Сценные произведения
Аукцион "История русской жанровой картины. Век ХХ"
рассказывает Татьяна Маркина
Специализация "Русской галереи искусств", которая традиционно проводит свои аукционы в гостинице "Советская", широка только на первый взгляд. Из "советского" галерея не занимается ни соцреализмом, в смысле махровыми сталиными и пионерками (на продаже которых сделала себе имя Галерея Леонида Шишкина), ни антисоветчиной, в смысле нон-конформизмом (на продаже которых в основном зарабатывает сейчас Sotheby`s). "Русская галерея" не занимается также актуальным русским искусством, всякими там художниками, изображающими из себя голых собак, видеоартом и комиксами.

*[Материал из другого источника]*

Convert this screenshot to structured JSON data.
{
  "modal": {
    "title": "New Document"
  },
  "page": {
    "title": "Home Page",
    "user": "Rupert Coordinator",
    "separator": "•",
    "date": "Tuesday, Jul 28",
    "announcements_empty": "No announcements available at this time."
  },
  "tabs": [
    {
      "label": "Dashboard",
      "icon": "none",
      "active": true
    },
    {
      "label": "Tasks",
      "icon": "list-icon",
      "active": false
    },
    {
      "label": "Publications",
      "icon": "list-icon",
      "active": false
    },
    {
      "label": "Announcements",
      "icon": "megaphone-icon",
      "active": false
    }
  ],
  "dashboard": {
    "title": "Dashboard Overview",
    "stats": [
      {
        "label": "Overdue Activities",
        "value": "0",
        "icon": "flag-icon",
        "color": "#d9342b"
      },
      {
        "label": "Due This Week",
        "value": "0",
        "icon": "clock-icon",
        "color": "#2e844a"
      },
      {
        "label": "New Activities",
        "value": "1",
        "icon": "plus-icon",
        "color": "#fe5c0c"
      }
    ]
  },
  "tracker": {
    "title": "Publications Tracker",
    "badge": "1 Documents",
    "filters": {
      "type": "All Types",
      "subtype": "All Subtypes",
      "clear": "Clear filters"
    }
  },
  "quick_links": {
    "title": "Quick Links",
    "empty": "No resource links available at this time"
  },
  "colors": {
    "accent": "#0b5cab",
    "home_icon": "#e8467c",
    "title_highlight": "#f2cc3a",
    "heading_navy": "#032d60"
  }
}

Галерея занимается традиционным искусством 1930-2000-х годов, "советским импрессионизмом" и просто реалистической живописью.
Из описанной и так неширокой темы галерея на сей раз выбрала жанровую живопись — стремясь доказать, что "неправы те, кто ставит под сомнение существование жанровой картины в русской живописи сегодня". Однако же сама аукционная коллекция говорит об обратном.
Жанровая живопись (изображение сцен повседневной жизни) в России появилась только в конце XVIII века, и то писать старались хорошеньких итальянок за сбором винограда. Потом был Венецианов с русскими крестьянами (хорошенькими), потом передвижники (с крестьянами некрасивыми и несчастными). Кстати, II половина XIX века, когда во всем процветал социальный подтекст, и стала временем расцвета жанровой картины — ведь ее очень украшает сюжет, история, которую можно додумывать. А всякие страдания — каторжников, бесправных невест и сироток — самая благодатная и вечная тема (хоть для живописи, хоть для книжек, читаемых в метро). К началу ХХ века жанровая картина выродилась в историческую жанровую живопись, которая лелеяла незначительные подробности уходящего быта, а потом и вовсе во что-то совсем уже сказочное и даже символистское. Соцреализм оживил тему — "Будущие летчики" Александра Дейнеки или "Опять двойка" Федора Решетникова имели всем понятный сюжет и мораль.
Конечно, аукционный каталог не кураторский проект, а то бы смерть жанра была бы еще очевиднее. Остатки прежнего богатства видны еще в разыгранных по ролям сценках, например, в "Дожде в Москве" Вячеслава Стекольщикова (1957 год, $5-5,5 тыс.) или в "Раненом комиссаре. После боя" (1954 год, $9-9,5 тыс.). Но все персонажи на картинах 1970-2000-х годов застыли вне времени в неизобретательном предметном окружении — за столом, перед зеркалом, под окошком, сюжет умещается в одно слово (обычно в названии картины), типа "притихло" или "раскисло". Какая-то китайская живопись в стиле "люди и вещи". Чрезвычайно неожиданно и живо выглядят среди снулых девушек на лужайках и рыбаков в лодках две картины, вероятно извлеченные их авторами из своих личных загашников. Это "Ефрейтор запаса" Алексея Варламова (1988 год, $6-6,5 тыс.) с вернувшимся откуда-нибудь из Афганистана солдатом (китель с орденами на стуле, он примеряет перед зеркалом гражданское, на стене картинка "Леда и лебедь"). И совсем уж удивительная вещь Михаила Кугача, классика послевоенной повествовательной картины — "Московские будни" (1994 год, $33-35 тыс.), на которой товарищ поддерживает молоденького раненого милиционера и злобные брюнеты в золотых перстнях уже поставлены лицом к стене. Жаль, но теперь так уже не пишут.
Гостиница "Советская", 17 мая, 19.00
подпись
Михаил Кугач. "Московские будни", 1994 год. Эстимейт $33-35 тыс.